Knowing your keys inside out is a must!

If you want to become a competent jazz pianist, you have to know your keys – yes all 12 of them!

I frequently ask my students to say and play the following cycle throughout all 12 keys: (The Cycle Of Fourths Diatonic Progression)

  • I Major 7
  • IV Major 7
  • VII Minor 7b5
  • III Minor 7
  • VI Minor 7
  • II Minor 7
  • V Dominant 7 (Final tension)
  • I Major 7 (Back home – resolving the tritone!)

In the key of C Major this would be:

  • C Major 7 or I Major 7
  • F Major 7 or IV Major 7
  • B Minor 7b5 or VII Minor 7b5
  • E Mnor 7 or III Minor 7
  • A Minor 7 or VI Minor 7
  • D Minor 7 or II Minor 7
  • G Dominant 7 or V Dominant 7 (V7)
  • Then back home to C Major 7 or I Major 7

It is basically playing harmonies through a key in the cycle of fourths (within that key or tone center).

As a jazz pianist you need to know this progression in all it’s inversions throughout the piano.

By doing this essential groundwork, you will internalise all 12 keys (eventually) and drastically improve your ability to improvise over chord changes!

Take a look at the last three chords in the Cycle of Fourths Diatonic Progression:

  • II Minor 7th
  • V Dominant 7th
  • I Major 7th

That means that the movement of the cycle of fourths throughout a tone center will have the II V I as it’s final set of chords!

Also, it is vital that you also look at this part of the progression:

  • IV Major 7th
  • VII Minor 7th b5
  • III Minor 7th

From a superimposed point of view, we can also see this as:

  • II Minor 9th (Rootless)
  • V Dominant 9th (Rootless)
  • I Major 9th (Rootless)

As you may know, playing the bass or root note is not always necessary in jazz as the wonderful bass player will take care of this important task!

Study the Cycle of Fourths Diatonic Progression and you will definitely get much better at this wonderful musical language called jazz!

A visual diagram of the Cycle of Fourths Diatonic Progression:

I recommend that you study the diagram below and try to play the chords on your piano.

Remember, actually trying it will always beat just reading about it!

You will also need to get the sound of the progression into your musical ear!

II V I Cycle of Fourth Progression
One of the most important progressions in jazz!

Why is the II V I progression so prominent in jazz?

Why is the II V I progression so prominent in jazz piano and jazz playing?

What makes it so special???

At the very essence it has certain harmonic factors that needs to be considered.

  • The II Minor 7th is basically a sub-dominant function chord that PRECEDES the dominant chord.
  • The V Dominant 7th is the dominant chord containing the tritone which cries out for resolution. (Hence why the Superlocrian mode works so well or the half-whole scale!)
  • The I Major 7th is the home key or the final resolution!

All chord progressions in tonal music follows this sequence to some degree:

HOME – AWAY FROM HOME – TENSION – RELEASE (BACK HOME)

That is the way music works!

The II V I progression allows for a chromatic bass line with the tritone substitute dominant chord

Another quality that is inherent in the II V I progression is for us to create a II bII I progression.

This is an optional step – used by lots and lots of jazz musicians to add a little extra flavour in their II V Is!

Bear with me a little…

I know it is not bII but rather tritone substitute dominant 7th to I.

I’m just writing it in the above manner to make understanding a little easier!

The traditional II V I:

D Minor 7

G Dominant 7 (Contains T2 or F and B)

C Major 7

The tri-tone substitute II V I:

D Minor 7

Db Dominant 7b5 (Contains T2 or F and B)

C Major 7

The basic II V I progression on the piano in the key of C Major:

The II chord – D Minor 7th:

Description: The subdominant part of the cadential progression.
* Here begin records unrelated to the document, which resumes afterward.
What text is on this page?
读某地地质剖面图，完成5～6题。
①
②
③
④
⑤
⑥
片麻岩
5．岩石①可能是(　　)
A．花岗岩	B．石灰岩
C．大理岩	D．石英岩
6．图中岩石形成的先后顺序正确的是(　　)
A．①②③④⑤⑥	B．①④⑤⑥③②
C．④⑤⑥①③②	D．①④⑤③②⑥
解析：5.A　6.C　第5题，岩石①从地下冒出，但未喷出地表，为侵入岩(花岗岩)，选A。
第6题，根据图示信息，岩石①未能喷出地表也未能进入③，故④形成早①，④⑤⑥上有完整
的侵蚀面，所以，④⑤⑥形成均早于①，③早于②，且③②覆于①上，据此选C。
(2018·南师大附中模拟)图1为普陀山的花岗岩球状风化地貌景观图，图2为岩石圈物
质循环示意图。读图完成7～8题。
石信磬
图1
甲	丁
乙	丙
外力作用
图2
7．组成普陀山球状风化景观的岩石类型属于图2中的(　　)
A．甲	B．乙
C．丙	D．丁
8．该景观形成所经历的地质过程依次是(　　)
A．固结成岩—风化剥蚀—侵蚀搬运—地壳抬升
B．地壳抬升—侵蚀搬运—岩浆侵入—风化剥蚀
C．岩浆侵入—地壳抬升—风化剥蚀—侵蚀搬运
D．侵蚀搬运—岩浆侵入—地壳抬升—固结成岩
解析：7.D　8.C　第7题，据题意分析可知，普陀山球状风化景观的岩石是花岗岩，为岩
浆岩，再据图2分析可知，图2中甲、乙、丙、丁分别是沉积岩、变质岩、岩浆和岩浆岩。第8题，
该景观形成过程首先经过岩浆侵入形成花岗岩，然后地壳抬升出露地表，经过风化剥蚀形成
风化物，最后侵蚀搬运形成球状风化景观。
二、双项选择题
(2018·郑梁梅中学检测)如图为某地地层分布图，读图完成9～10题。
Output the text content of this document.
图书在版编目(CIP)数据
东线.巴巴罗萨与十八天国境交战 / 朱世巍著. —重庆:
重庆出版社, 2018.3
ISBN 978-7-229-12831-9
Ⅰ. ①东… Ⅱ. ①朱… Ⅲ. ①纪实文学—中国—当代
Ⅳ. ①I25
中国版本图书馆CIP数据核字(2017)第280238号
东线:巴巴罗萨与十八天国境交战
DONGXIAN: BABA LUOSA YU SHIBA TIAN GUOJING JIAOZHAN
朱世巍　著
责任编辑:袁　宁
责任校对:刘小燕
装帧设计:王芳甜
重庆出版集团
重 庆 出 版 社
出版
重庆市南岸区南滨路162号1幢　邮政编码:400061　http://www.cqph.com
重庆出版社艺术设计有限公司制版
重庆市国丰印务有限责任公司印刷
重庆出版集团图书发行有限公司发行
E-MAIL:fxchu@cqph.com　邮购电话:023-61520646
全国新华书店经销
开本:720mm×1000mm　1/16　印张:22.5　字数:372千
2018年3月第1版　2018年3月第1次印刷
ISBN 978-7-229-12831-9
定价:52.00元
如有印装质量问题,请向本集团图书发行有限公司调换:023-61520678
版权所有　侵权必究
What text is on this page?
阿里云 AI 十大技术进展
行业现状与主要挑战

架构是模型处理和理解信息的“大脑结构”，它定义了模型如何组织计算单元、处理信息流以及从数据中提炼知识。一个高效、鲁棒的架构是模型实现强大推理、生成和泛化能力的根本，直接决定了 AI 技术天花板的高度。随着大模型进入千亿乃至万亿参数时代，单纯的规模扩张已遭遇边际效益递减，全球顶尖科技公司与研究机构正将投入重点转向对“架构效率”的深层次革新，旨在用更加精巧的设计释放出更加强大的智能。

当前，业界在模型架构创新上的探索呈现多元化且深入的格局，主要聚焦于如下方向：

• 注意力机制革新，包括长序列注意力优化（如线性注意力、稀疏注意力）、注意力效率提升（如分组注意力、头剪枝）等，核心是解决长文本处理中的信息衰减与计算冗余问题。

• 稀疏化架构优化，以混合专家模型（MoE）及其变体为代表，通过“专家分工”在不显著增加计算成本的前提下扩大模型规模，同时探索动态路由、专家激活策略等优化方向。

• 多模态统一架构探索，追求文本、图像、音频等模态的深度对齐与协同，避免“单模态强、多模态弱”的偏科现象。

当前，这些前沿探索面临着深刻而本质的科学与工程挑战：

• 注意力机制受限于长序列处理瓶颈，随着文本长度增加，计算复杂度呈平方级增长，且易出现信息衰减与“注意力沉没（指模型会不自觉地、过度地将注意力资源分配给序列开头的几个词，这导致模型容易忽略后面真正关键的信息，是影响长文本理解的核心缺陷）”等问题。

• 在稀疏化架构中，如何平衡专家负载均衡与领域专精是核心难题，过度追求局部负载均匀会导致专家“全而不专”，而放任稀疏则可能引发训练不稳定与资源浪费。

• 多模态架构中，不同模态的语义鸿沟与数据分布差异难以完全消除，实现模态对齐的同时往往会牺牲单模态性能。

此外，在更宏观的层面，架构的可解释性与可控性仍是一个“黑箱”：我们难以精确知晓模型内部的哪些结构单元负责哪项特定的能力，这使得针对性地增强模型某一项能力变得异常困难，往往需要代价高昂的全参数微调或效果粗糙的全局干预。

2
The chord the precedes the dominant tension chord. 

Jazz players will often play a F Major 7 as a substitute chord to get D Minor 9 (with no root). Remember the bass player takes care of the root.

The chord diagram below contains the basic ‘vanilla’ voicing of the chord – the actual root position D Minor 7:

D Minor 7 - II

The V chord – G Dominant 7th:

Description: The dominant part of the cadential progression. The G7 chord contains the tritone. I call this particular tritone T2. The notes are F and B. Basically the 4th and 7th degree of the C Major scale… The tritone SCREAMS for resolution. That’s why we can often go ‘wild’ with our improvisational ideas on the V7 chord!

Jazz players will often play a B Minor 7b5 as a substitute chord to get G9 (with no root). Remember the bass player takes care of the root.

The chord diagram below contains the basic ‘vanilla’ voicing of the chord – the actual root position G Dominant 7:

G Dominant 7th - V Chord

The I chord – C Major 7th:

Description: The tonic (HOME) part of the cadential progression. The I Major 7 chord represents home: a place of security, a place of rest, a place of arrival. 

Jazz players will often play a E Minor 7 as a substitute chord to get C Major 9 (with no root). Remember the bass player takes care of the root.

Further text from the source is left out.